In his letter in the February
2006 issue of PHYSICS TODAY (page 10), David Montgomery expresses concern about the theoretical
basis for predicting the performance of ITER, the planned international magnetic fusion energy
experiment. He focuses specifically on the use of ideal (nondissipative) magnetohydrodynamics
(MHD) as the zeroth-order description of equilibrium in magnetically confined plasmas. He correctly
points out that such an ordering is not generally possible in the mechanics of neutral fluids.
Although in principle
that concern could be legitimate, in practice a wide range of experiments has confirmed that the
ideal MHD model excellently describes the equilibrium of high-temperature magnetically confined
plasmas. Global and detailed local measurements of plasma equilibrium show excellent agreement
with ideal theory. Fast instabilities are also well described by ideal theory; slower, dissipative
instabilities require more elaborate description, but under the usual operating conditions,
the basic ordering that starts from ideal equilibrium is not violated. Ideal MHD calculations
are routinely used in major magnetic confinement experiments to assemble and interpret measurements
of magnetic fields, pressure gradients, and flow speeds, and to predict stability boundaries.
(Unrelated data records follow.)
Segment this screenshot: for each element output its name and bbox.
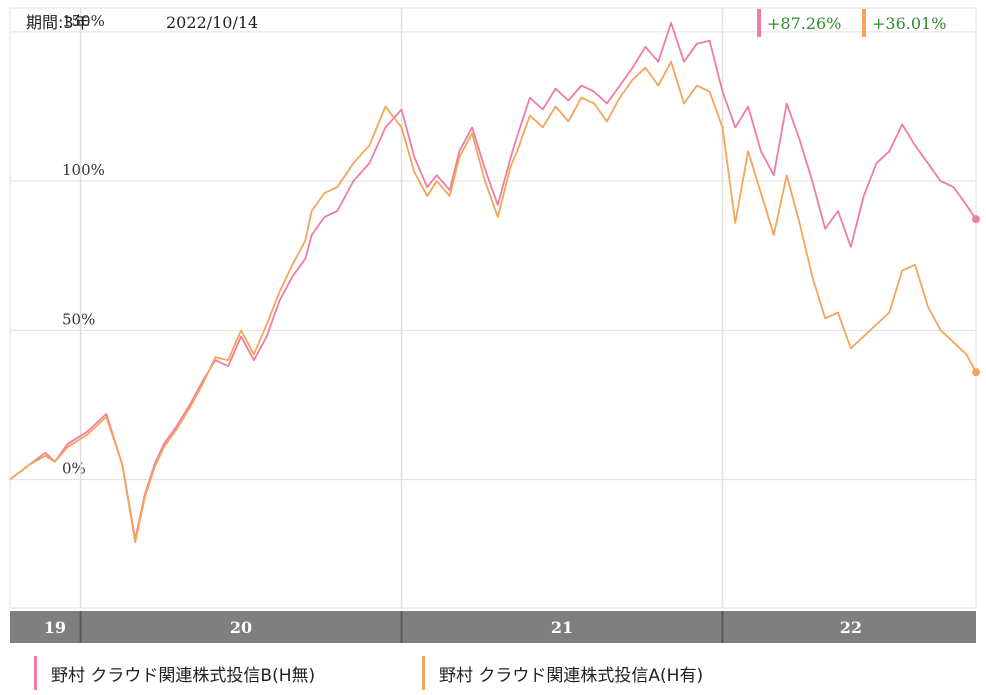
series-end-point-b bbox=[972, 215, 980, 223]
x-tick-label: 22 bbox=[840, 618, 862, 637]
badge-value: +36.01% bbox=[872, 14, 946, 33]
badge-bar bbox=[862, 9, 866, 37]
legend-label-series-a: 野村 クラウド関連株式投信A(H有) bbox=[439, 661, 703, 686]
y-tick-label: 50% bbox=[62, 310, 95, 328]
date-label: 2022/10/14 bbox=[166, 13, 258, 32]
x-tick-label: 19 bbox=[44, 618, 66, 637]
legend-label-series-b: 野村 クラウド関連株式投信B(H無) bbox=[51, 661, 315, 686]
badge-value: +87.26% bbox=[767, 14, 841, 33]
legend: 野村 クラウド関連株式投信B(H無) 野村 クラウド関連株式投信A(H有) bbox=[0, 650, 986, 690]
x-tick-label: 20 bbox=[230, 618, 252, 637]
x-axis-bar bbox=[10, 611, 976, 643]
x-tick-label: 21 bbox=[551, 618, 573, 637]
series-end-point-a bbox=[972, 368, 980, 376]
y-tick-label: 0% bbox=[62, 460, 86, 478]
plot-area bbox=[10, 8, 976, 608]
legend-swatch-series-b bbox=[34, 656, 37, 690]
legend-swatch-series-a bbox=[422, 656, 425, 690]
legend-item-series-a[interactable]: 野村 クラウド関連株式投信A(H有) bbox=[422, 656, 703, 690]
badge-bar bbox=[757, 9, 761, 37]
period-label: 期間:3年 bbox=[26, 13, 90, 32]
legend-item-series-b[interactable]: 野村 クラウド関連株式投信B(H無) bbox=[34, 656, 315, 690]
y-tick-label: 100% bbox=[62, 161, 105, 179]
Those MHD codes track experimental behavior consistently and in detail.
Why does ideal MHD provide
a legitimate zeroth-order description of magnetically confined plasmas? The answer is tied to
researchers' broad success in using magnetic fields to confine plasmas in relatively quiescent
states free of large-scale MHD instability. By contrast, the evolution of globally turbulent
neutral fluids depends on a dynamic balance between ideal forces, acceleration, and dissipation.
In magnetically confined plasmas, the ideal equilibrium forcesj × B,
∇p,
and to a lesser degree ρ(v · ∇)vare
measured to balance each other and dominate strongly over acceleration and nonideal dissipation
terms, confirming experimentally the ordering procedure that Montgomery questions. Violation
of that ordering corresponds to global acceleration on an ideal MHD time scale, and so to rapid plasma
loss, which is observed only under circumstances in which ideal MHD stability is compromised.
Even Montgomery's model calculations support the use of an ordering that starts from ideal equilibrium
MHD, since the results he displays show a very low flow speed, in the range of 1 m/s.
One of the most exciting
developments in fusion-energy research over the past decade has been the increasing agreement
between magnetized plasma theory and confinement experiments. Recent progress in achieving
predictive understanding of confined plasma behavior seems to us, an experimentalist and a theorist,
truly remarkable. Theoryincluding MHD theory, more elaborate fluid models, and fully
kinetic plasma descriptionsdoes not play a "decorative" role today in high-temperature
plasma physics; such tools provide an essential guide in the design and execution of experiments.
Theory and advanced computing, particularly through the US Department of Energy's Scientific
Discovery Through Advanced Computing and Leadership-Class Computing initiatives, are key elements
of US preparations for ITER operation.
Montgomery replies:
It isn't easy to reply to citation-free claims about physics projects that assert "broad successes,"
but that is apparently what has to be done when tweaking the controlled fusion program. A first point
to be made is that fundamental properties of differential equations are not trivially changed
by "ordering" the terms, particularly when the ordering involves dropping those terms with the
highest numbers of derivatives. Then even the boundary conditions necessary to determine a solution
change. One way to see this would be to try to re-derive the results of our nonideal toroidal steady-state
calculation1 from a perturbation series that starts with ideal MHD.
As far as the alleged differences
between MHD and fluid dynamics go, the mechanics of rotating fluids (as in oceans and atmospheres)
are actually not that much different. The role of MHD Lorentz forces gets taken over to a large degree
by the Coriolis force. The principal results that emerge in geostrophic flow, Ekman circulation,
thermal convection, and so on would all be impossible without the inclusion of dissipation coefficients
at crucial places in the essential nonideal aspects of the phenomena.2
I would say that whether
flows of meters per second amount to a serious threat for ITER likely depends on the geometry of the
flow in a cross section of the toroid. A simple poloidal rotation of that magnitude might be no problem;
but a dipolar flow pattern whose streamlines connect the hot geometrical center with the cool perimeter
could be a disaster. In our article for the Journal of Plasma Physics, Leon Kamp and I found
a transition from the second behavior to the first as the shape of the cross-sectional boundary
and the Hartmann number were varied.1 Is that result in dispute?
2.See, for example, H. P. Greenspan, The Theory of Rotating Fluids, Cambridge U. Press, Cambridge, UK (1968); J. Pedlosky, Geophysical Fluid Dynamics, Springer-Verlag, New York (1979).